The SPLC wrote in the Law of the Student Press:
“For a court to do what the school requests, it would have to ignore or overrule over 20 years of established First Amendment decisions that emphasize the importance of freedom of the press.”
Well, the 7th Circuit did just that. And they did so somewhat condescendingly. Instead of opening with a discussion of the value of free speech and the First Amendment, the seven-judge majority instead jokingly wrote about the Innovator’s content and the name of the college.
“None of the articles concerned the apostrophe missing from the University’s name. Instead the students tackled meatier fare,” they wrote.
While the glib nature of the majority might be disheartening, the previous rulings have to show that the battle isn’t over.
If the UAA administration had the authority to censor articles via prior review, the Northern Light would probably be nothing more than a public relations tool for the university.
This year we reported on a campus suicide, the high cost of Chancellor Maimon’s installation ceremony, UAA’s initial failure to support student recycling programs and a rift between the women’s basketball coach and some of her players. It is doubtful those stories would have seen the light of day if the administration were in control of content.
The Hosty decision leaves UAA student media in some jeopardy because any publication that operates under the support of a public university is bound by it. It applies to in-class publications and also extracurricular activities, like the Northern Light.
Thankfully, both the paper and KRUA are funded via an $11 student media fee paid each semester, which was not the case at Governors State. Both the Northern Light and KRUA can make strong cases as public forums. Plus the UAA administration has been fairly supportive of student media.
But publications like True North, which is published by a Journalism and Public Communications magazine production class, is not as safe. Nor is Understory, a literary journal produced by the Creative Writing Department.
True North is a classroom-based magazine that relies on ad revenue to print. The Hosty ruling makes it possible for the university to pull the magazine off the racks with no recourse. Understory, which is funded through grant money, could have a single story or poem pulled by an upper-level administrator. From a First Amendment standpoint, the possibilities are terrifying.
As college journalists and supporters of free speech and a free press, we’re concerned about the long-term damage the case will cause.
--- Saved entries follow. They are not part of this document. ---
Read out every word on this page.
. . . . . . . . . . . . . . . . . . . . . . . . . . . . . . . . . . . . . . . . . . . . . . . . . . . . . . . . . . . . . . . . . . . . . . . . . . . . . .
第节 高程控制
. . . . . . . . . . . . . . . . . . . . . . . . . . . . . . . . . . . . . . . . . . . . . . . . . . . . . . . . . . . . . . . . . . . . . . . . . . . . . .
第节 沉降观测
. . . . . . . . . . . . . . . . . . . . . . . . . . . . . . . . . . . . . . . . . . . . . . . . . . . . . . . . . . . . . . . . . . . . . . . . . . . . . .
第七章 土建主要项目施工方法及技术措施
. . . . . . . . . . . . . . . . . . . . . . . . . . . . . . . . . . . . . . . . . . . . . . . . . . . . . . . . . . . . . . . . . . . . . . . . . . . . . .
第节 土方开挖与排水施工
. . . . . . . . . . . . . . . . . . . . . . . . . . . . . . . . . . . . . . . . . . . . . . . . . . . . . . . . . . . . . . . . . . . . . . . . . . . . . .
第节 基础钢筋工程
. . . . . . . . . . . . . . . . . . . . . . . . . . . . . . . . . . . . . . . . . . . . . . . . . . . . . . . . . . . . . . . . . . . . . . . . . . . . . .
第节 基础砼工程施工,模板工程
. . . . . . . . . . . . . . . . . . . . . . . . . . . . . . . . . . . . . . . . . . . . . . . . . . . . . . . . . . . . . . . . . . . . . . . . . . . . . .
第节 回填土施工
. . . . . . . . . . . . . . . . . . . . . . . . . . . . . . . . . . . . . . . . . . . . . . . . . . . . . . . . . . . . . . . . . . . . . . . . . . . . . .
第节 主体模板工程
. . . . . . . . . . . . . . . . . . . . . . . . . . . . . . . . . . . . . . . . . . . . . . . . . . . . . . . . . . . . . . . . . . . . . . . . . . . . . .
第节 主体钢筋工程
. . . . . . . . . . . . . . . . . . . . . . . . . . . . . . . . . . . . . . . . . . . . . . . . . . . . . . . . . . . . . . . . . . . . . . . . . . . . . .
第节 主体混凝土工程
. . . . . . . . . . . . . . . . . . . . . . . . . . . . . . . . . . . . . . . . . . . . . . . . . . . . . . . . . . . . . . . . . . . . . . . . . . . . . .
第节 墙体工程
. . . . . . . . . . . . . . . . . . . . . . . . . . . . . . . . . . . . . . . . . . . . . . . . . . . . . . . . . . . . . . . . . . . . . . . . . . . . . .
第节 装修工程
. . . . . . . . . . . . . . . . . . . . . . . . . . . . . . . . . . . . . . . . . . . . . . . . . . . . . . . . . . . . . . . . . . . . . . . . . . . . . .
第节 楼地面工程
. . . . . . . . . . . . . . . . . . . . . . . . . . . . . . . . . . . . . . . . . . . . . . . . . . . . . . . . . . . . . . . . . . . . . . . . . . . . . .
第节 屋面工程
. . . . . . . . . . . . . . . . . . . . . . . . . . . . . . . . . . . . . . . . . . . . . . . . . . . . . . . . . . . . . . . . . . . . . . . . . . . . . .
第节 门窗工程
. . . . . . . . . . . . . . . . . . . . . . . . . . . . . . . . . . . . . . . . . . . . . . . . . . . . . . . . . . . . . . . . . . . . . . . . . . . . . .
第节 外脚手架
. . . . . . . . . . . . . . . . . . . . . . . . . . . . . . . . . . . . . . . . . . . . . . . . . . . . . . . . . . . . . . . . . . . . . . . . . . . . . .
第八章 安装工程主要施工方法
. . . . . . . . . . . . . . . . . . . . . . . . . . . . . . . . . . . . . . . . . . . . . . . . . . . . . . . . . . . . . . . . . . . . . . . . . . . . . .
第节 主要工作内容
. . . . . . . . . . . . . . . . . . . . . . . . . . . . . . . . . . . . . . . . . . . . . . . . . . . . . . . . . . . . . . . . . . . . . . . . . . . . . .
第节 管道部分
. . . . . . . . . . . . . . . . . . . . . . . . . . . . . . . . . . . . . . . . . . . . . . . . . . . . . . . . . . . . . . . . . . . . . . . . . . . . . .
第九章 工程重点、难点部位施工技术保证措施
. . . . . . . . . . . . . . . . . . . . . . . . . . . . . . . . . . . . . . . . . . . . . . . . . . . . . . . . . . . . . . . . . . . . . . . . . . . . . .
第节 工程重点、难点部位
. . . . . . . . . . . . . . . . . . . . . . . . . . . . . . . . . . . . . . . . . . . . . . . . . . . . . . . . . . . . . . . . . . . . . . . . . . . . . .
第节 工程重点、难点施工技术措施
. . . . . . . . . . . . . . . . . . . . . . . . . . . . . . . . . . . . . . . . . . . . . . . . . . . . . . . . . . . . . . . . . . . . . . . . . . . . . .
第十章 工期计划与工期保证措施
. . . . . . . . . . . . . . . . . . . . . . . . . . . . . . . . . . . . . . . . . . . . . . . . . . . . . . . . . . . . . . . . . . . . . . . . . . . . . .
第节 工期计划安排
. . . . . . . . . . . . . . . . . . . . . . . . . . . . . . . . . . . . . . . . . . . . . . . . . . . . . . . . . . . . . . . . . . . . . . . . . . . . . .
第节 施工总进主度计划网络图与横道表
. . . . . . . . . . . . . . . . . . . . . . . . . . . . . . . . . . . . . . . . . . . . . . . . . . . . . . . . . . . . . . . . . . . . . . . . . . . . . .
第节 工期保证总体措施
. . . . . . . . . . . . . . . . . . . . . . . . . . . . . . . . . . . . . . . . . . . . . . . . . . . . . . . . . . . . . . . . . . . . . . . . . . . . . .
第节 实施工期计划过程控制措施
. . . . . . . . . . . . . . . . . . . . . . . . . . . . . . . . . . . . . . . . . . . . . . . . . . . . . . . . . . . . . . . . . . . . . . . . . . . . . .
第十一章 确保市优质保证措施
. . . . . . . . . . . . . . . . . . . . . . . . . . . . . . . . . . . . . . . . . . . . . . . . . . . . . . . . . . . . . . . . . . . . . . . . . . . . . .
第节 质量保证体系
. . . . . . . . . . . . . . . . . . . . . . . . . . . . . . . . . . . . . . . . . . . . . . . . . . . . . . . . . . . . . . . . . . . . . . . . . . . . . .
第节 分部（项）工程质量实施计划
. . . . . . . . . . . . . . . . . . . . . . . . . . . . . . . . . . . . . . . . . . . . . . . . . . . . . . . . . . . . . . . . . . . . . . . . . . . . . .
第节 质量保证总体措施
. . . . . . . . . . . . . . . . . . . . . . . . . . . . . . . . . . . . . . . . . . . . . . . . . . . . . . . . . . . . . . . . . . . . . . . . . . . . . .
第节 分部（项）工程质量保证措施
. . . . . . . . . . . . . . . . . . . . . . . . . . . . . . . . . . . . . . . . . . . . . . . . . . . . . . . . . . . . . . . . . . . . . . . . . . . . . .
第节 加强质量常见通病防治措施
One only needs to examine the effects that Hazelwood has had on high-school media to understand the dangers of the Hosty decision.
Look at the effect Hazelwood has had on high-school students and newspapers since it was handed down. In 2005, more than a quarter of U.S. high schools don’t even offer any media programs to students.
Most shocking were the findings of a survey of over 100,000 high-school students released by the Knight Foundation in January. According to the survey, one in three U.S. high-school students say the press ought to be more restricted and more than a third say the government should approve newspaper stories before readers see them.
But looking at those stats in the framework of Hazelwood, is it really that surprising that teenagers are scarily unaware of their First Amendment rights? Gee, we wonder where they got the idea that the government should have control over newspaper content.
Hosty will now take the case to the Supreme Court.
If the Supreme Court doesn’t take the case, then student speech on college campuses within the 7th Circuit, which covers Indiana, Illinois and Wisconsin, will be greatly reduced. But the trouble wouldn’t end there because other courts might cite the decision as controlling precedent.
If the Supreme Court takes the case, the fate of college students’ First Amendment rights will rest on the decision of nine men and women. Let’s hope they breath new life into free speech and reverse the mistake their 7th Circuit colleagues made.